If the premise is accepted that the fuel cell is the next generation transformer technology for the motive industry, then the development of such a technology must be advanced to the point that it becomes a viable both physically and economically. That is not to say that a fuel cell system must achieve the same cost targets as those of the internal combustion engine, rather the new technology must present itself as an economically viable alternative when issues like the environment are taken into account. Determining the cost that the market and environment will bear is up to the economist and environmentalist. Bringing the cost of manufacture for the fuel cell down to the lowest possible level is the responsibility of the engineers, and as such formed the basis of my thesis.
As it stands, the cost of several key fuel cell components must be reduced. The bipolar plate is one component that has a significant contribution to the overall system cost and also has the greatest potential to be reduced. When considering how to reduce the cost of bi-polar plate manufacturing, several issues were considered. The manufacturing process and the material costs are the two largest contributors to the overall cost. Material costs are insignificant when compared to manufacturing costs, leading to the conclusion that it must be the process that undergoes the development. Traditional plate manufacturing techniques apply a sculpturing approach, where a CNC milling machine is used to cut out the fuel and oxidant delivery channels. A unique and novel approach to the task is to build up the required channel thickness rather than sculpt the material away. Several possibilities exist that may perform the building up task, of which screen printing is the most promising.
The initial goals stipulated that the screen printing process was had to be capable of printing an electrically conductive material onto a suitable substrate to the height of 0.7 mm.
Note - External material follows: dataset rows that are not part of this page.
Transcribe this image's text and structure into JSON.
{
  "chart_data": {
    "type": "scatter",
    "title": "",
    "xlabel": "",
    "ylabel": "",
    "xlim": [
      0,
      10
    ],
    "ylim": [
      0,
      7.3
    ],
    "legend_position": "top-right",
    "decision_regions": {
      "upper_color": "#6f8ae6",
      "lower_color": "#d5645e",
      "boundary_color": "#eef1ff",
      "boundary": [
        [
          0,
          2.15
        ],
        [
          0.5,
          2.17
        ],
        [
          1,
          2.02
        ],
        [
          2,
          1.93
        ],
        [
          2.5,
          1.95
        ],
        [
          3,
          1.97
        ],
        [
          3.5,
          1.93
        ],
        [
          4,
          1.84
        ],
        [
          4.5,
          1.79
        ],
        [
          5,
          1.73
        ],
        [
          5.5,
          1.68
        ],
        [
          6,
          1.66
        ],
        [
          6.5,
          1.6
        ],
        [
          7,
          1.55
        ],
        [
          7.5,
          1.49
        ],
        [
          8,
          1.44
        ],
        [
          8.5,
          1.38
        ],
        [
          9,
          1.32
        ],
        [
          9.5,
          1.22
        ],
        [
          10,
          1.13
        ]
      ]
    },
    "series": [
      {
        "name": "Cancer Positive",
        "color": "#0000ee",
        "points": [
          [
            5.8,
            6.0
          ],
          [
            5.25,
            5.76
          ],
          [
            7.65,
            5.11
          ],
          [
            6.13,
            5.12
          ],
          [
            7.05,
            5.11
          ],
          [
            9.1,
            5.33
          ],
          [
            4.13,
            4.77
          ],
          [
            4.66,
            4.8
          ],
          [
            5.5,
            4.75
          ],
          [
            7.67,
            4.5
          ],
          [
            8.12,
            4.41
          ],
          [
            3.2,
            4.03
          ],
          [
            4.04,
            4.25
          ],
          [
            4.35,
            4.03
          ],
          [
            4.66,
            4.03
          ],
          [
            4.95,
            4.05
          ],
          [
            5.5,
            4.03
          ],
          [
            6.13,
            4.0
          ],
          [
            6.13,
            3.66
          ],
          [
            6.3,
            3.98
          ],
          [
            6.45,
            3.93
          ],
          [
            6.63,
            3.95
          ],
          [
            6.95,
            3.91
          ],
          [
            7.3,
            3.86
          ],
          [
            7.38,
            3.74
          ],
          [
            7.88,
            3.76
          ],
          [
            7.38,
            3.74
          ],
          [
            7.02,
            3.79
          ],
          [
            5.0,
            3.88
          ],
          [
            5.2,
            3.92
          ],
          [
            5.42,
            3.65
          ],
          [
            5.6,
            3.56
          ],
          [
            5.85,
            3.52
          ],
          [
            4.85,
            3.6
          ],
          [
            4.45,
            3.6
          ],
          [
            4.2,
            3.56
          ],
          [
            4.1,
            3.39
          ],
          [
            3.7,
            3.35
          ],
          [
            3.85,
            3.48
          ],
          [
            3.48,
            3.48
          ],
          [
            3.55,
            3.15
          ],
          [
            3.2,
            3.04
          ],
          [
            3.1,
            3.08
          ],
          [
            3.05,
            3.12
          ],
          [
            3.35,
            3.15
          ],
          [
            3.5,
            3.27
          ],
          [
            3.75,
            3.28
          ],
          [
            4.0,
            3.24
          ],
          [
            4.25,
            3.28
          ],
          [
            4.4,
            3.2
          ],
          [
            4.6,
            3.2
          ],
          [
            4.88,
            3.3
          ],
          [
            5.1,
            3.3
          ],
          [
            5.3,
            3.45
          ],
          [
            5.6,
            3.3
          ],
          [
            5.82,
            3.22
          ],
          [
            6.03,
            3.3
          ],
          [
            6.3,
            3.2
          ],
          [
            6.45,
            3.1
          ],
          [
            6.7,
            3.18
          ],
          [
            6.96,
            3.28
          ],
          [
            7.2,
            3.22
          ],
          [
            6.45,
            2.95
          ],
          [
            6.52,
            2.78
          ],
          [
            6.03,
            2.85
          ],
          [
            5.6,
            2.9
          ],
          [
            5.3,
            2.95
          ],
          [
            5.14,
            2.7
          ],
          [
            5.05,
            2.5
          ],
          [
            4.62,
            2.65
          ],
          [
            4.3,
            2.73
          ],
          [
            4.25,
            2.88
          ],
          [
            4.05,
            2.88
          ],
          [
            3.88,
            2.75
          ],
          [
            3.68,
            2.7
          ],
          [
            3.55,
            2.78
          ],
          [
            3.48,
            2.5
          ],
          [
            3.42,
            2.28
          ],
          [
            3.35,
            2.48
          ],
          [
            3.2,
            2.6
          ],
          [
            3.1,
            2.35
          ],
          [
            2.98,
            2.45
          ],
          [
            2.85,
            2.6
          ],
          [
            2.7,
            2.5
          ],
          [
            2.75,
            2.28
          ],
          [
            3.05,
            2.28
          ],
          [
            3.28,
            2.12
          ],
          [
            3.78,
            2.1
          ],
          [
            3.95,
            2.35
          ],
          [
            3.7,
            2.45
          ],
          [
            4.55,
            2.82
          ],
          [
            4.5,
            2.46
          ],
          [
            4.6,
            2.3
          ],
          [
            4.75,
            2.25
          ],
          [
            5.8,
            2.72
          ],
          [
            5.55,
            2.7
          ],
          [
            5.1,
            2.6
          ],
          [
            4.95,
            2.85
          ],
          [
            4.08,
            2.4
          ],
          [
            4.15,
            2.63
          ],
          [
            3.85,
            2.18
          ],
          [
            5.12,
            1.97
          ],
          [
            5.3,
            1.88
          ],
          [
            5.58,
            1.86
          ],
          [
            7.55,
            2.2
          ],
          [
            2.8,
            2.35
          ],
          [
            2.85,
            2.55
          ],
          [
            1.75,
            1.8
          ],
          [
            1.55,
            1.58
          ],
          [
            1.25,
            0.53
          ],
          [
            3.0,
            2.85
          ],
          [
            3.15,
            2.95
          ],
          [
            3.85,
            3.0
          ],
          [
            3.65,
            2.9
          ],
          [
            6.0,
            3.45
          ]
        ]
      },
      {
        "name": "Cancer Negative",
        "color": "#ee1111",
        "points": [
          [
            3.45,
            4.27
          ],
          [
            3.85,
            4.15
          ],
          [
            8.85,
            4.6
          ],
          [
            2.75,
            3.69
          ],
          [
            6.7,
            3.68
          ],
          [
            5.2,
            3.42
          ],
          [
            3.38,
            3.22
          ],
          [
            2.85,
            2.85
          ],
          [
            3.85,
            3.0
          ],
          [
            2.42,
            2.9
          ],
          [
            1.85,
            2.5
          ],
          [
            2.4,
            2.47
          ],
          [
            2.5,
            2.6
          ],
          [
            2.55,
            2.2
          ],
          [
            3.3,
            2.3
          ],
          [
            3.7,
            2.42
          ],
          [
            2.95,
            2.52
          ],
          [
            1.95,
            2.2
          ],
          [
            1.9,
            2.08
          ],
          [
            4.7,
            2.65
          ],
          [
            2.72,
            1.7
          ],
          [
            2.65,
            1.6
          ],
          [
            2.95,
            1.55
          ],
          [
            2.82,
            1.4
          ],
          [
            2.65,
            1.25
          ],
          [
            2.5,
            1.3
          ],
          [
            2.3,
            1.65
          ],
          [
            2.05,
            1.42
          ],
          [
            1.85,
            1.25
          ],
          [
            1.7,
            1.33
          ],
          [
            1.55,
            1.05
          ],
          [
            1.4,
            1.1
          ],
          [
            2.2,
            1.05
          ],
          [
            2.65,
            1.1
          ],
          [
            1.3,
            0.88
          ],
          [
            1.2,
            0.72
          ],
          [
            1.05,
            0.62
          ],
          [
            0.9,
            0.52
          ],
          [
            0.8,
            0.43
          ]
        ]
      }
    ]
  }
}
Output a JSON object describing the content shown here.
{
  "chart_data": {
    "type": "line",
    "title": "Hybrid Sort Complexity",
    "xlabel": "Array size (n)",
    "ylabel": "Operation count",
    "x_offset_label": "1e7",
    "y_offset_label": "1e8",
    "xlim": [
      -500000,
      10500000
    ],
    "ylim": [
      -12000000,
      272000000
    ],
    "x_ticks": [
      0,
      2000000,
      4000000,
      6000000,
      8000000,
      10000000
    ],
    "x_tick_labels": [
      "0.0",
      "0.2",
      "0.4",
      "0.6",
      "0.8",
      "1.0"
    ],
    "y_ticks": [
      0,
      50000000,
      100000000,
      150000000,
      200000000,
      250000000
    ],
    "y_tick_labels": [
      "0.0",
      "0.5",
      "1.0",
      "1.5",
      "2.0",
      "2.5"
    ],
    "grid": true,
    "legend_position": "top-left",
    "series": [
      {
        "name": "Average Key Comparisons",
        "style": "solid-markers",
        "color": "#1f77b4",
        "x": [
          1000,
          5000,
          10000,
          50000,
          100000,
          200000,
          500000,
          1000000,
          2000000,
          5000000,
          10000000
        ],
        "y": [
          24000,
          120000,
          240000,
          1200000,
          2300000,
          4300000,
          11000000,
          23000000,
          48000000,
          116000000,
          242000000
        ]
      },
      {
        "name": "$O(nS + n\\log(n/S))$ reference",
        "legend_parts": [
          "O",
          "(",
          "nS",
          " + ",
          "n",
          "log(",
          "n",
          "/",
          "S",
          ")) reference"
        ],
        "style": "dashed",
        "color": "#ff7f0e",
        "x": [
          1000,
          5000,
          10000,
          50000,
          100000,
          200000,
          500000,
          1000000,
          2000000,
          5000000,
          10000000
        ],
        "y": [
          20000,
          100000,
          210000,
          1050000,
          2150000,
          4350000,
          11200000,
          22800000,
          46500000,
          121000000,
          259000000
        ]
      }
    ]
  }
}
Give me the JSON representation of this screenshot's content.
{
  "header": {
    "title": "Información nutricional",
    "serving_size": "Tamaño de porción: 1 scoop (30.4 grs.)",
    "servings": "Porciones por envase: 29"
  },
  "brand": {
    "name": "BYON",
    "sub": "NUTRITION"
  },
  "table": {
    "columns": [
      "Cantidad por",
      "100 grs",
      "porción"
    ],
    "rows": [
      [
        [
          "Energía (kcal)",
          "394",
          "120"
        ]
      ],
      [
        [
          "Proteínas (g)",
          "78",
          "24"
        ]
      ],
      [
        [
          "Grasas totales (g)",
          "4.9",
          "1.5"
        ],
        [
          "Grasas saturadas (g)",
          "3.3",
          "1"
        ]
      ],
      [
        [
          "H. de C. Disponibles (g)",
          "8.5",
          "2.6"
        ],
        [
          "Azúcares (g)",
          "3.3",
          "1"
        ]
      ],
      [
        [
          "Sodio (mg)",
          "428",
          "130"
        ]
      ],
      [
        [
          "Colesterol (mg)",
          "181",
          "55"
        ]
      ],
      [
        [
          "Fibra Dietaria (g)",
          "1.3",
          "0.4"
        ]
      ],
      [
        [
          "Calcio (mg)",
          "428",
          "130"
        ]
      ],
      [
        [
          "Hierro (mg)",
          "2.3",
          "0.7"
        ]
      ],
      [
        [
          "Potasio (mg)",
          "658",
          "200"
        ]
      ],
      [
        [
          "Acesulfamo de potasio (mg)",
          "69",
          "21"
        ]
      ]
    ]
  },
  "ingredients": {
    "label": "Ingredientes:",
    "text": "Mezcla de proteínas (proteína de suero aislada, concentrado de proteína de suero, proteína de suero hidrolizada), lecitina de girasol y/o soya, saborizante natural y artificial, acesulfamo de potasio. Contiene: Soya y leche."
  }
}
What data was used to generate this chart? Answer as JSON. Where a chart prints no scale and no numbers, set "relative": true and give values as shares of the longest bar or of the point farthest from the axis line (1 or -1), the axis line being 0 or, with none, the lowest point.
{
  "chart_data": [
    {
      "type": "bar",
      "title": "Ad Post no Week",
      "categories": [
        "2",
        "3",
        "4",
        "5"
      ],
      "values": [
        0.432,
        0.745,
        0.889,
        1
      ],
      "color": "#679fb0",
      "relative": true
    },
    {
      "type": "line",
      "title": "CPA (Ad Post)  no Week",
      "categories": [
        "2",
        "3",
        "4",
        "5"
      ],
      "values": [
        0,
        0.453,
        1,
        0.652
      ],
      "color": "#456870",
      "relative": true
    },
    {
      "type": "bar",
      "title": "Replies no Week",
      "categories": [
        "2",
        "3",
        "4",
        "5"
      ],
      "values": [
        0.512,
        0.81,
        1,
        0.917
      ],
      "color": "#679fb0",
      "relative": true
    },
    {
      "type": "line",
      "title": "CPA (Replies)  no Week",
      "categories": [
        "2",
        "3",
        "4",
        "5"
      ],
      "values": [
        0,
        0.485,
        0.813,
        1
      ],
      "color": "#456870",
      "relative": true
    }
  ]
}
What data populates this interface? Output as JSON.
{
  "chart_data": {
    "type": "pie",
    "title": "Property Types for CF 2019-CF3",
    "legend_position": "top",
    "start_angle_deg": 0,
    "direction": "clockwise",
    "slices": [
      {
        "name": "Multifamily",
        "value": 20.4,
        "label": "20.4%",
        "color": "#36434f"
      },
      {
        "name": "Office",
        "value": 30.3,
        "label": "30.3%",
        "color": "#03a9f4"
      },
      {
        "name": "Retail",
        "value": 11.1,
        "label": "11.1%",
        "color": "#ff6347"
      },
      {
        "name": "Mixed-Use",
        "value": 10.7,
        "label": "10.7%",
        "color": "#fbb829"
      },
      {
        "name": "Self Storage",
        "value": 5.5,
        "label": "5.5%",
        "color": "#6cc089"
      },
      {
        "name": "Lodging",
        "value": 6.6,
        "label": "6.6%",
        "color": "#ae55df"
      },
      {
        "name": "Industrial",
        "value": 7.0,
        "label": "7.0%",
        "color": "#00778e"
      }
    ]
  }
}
When compared with current CNC milled flow field plate manufacturing techniques, the screen printing process developed exhibits the following desirable features: low manufacturing and capital costs, the ability to rapid prototype, flexibility in flow channel design and material properties, mass and batch production capability and little material wastage.
Investigation into conductivity issues of the inks revealed that investigations into the microstructure and percolation theory proved valuable when trying to formulate a ink as conductive as possible. Future work in the area of ink conductivity is recommended.
Screen printing techniques were applied and developed to the problem and successfully met the requirements outlined at the beginning of the project Fuel and oxidant delivery plates were successfully printed and at a considerable cost savings over the CNC milling approach.